NASA Reveals IEBC CEO Ezra Chiloba Signed Inflated Deal With OT-Morpho At Night

The National Super Alliance (NASA) on Saturday claimed that Independent Electoral and Boundaries Commission (IEBC) CEO Ezra Chiloba had signed a suspicious deal on Thursday night. 

Speaking in Vihiga, NASA principal Musalia Mudavadi alleged that the Commission signed a contract for the fresh controversial election with French digital security company OT-Morpho which rebranded to IDEMIA on 28th September.

Mudavadi alleged that the firm threatened to pull out of the election unless the electoral body signed an inflated deal with it.

"On 28th September, two days ago, Chiloba signed a deal with OT-Morpho at night.

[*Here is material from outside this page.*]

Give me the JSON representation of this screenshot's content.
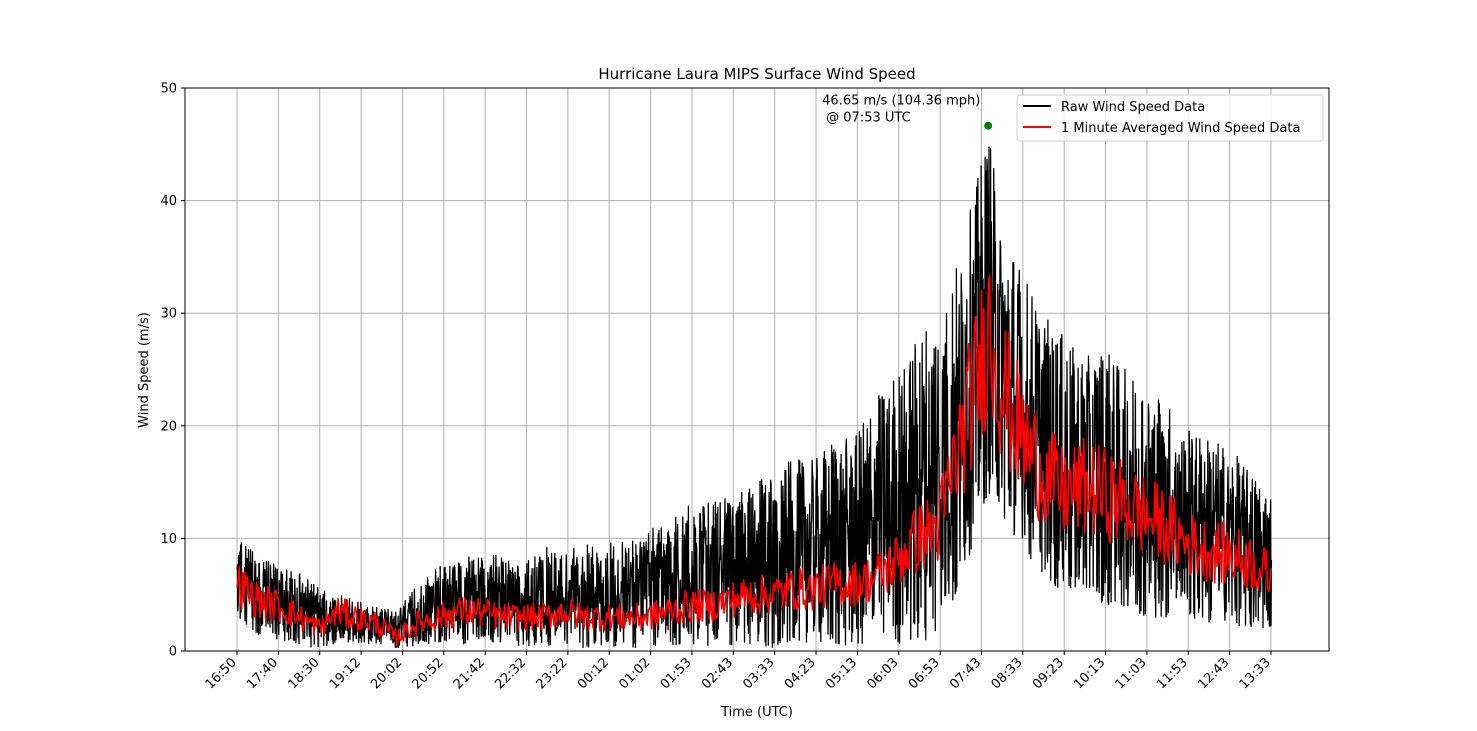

Kenyans paid the company Sh4 Billion for six races in the first election, now they are charging Sh 2.4 Billion...and then they come and lie to people at Statehouse with 'something small'," he stated.

Speaking at the same forum, NASA presidential candidate Raila Odinga claimed that experts had confirmed that the company's services for the fresh polls should cost Sh 800 Million, but the contract had been deliberately inflated by Jubilee operatives within the Commission to Sh 2.4 Billion.

The former Prime Minister reiterated calls for Chiloba to vacate office maintaining that there would be no election without a level playing field as he accused Jubilee of changing the rules of the game with the proposed electoral laws being pushed in Parliament.

Last week, the Alliance announced that it will hold countrywide peaceful demonstrations on Monday and Friday of every week to push for electoral reforms.

Their list of demands, dubbed 'Irreducible Minimums' include the blacklisting of OT-Morpho and Dubai-based printing firm Al Ghurair.

Odinga has accused the companies of abetting electoral fraud in the August polls and has made it clear that he will not participate in the October 26th election if the firms are still involved in the forthcoming process.

He has also called on Jubilee to drop the proposed changes to Kenya's electoral laws, describing the amendments as retrogressive and worse than what was there before 1997.